“Soft”, at “low levels”; home approvals down 4.6% in September

01 November 2023

Home approval numbers down 4.6% in September, contrasts with expected gain; 22.3% lower than September 2022; Westpac: moderately soft set of results, at low levels by historical standards; ACGB yields up modestly; rate-rise expectations firm a touch; house approvals down 4.0%, apartments down 5.8%; non-residential approvals down 7.2% in dollar terms, residential alterations up 0.7%.

Building approvals for dwellings, that is apartments and houses, headed south after mid-2018. As an indicator of investor confidence, falling approvals had presented a worrying signal, not just for the building sector but for the overall economy. However, approval figures from late-2019 and the early months of 2020 painted a picture of a recovery taking place, even as late as April of that year. Subsequent months’ figures then trended sharply upwards before falling back through 2021, 2022 and the first half of 2023.

The Australian Bureau of Statistics has released the latest figures from September which show total residential approvals fell by 4.6% on a seasonally-adjusted basis. The result contrasted with the 2.5% gain which had been generally expected as well as August’s 8.1% gain after revisions. Total approvals fell by 22.3% on an annual basis, down from the previous month’s revised figure of -20.6%. Monthly growth rates are often volatile.

“Overall, the September update showcased a moderately soft set of results, at a time where signs of an underlying stabilisation in dwelling approvals have begun to emerge, albeit at low levels by historical standards,” said Westpac economist Ryan Wells. “That said, the outlook for dwelling approvals remains mixed; just as wider housing markets are benefitting from rapid population growth, legacy issues around elevated construction costs and capacity constraints remain a drag on building activity.”

Commonwealth Government bond yields rose modestly on the day, lagging overnight movements of US Treasury yields. By the close of business, the 3-year ACGB yield had crept up 1bp to 4.44%, the 10-year had gained 2bps to 4.97% while the 20-year yield finished 1bp higher at 5.30%.

In the cash futures market, expectations regarding further rate rises firmed a touch. At the end of the day, contracts implied the cash rate would increase from the current rate of 4.07% to average 4.20% through November, 4.285% in December and 4.375 in February. May 2024 contracts implied a 4.505% average cash rate while August 2024 contracts implied 4.515%, 45bps more than the current rate.

Approvals for new houses fell by 4.0% over the month, in contrast with August’s 7.5% gain after revisions. On a 12-month basis, house approvals were 11.4% lower than they were in September 2022, up from August’s comparable figure of -13.5%.                                              
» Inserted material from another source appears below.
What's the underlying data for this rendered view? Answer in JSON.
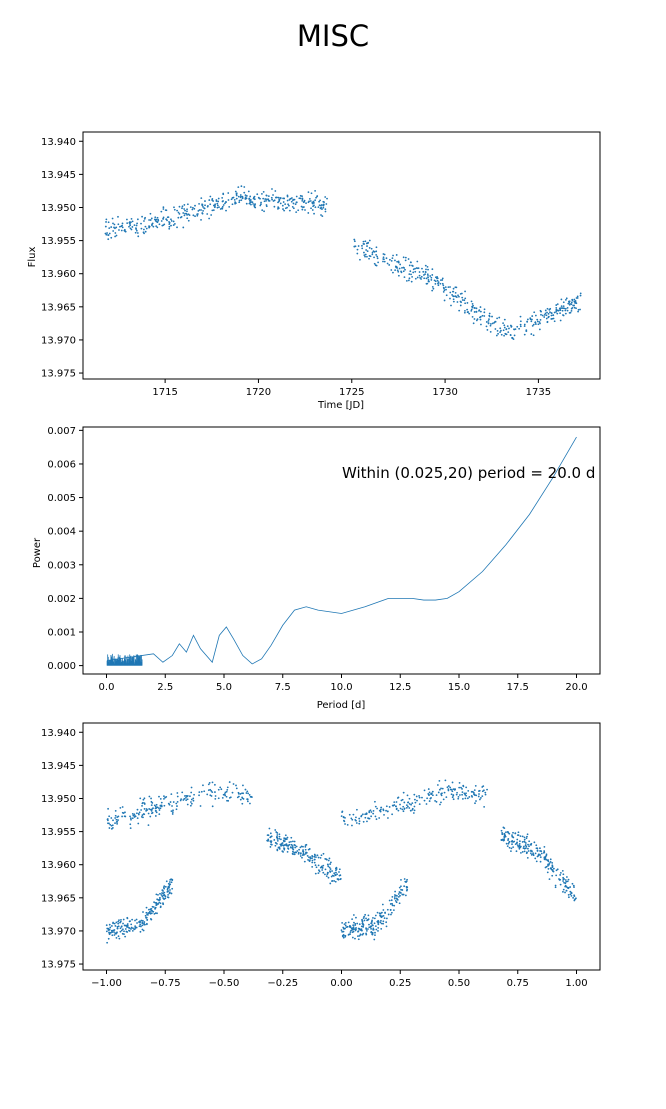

Apartment approval figures are usually a lot more volatile and September’s total fell by 5.8% after a 9.2% gain in August. The 12-month growth rate rose from August’s revised rate of -34.3% to -33.4%.

Non-residential approvals decreased by 7.2% in dollar terms over the month but were 2.1% higher on an annual basis. Figures in this segment also tend to be rather volatile.

Residential alteration approvals increased by 0.7% in dollar terms over the month and were 2.6% higher than in September 2022.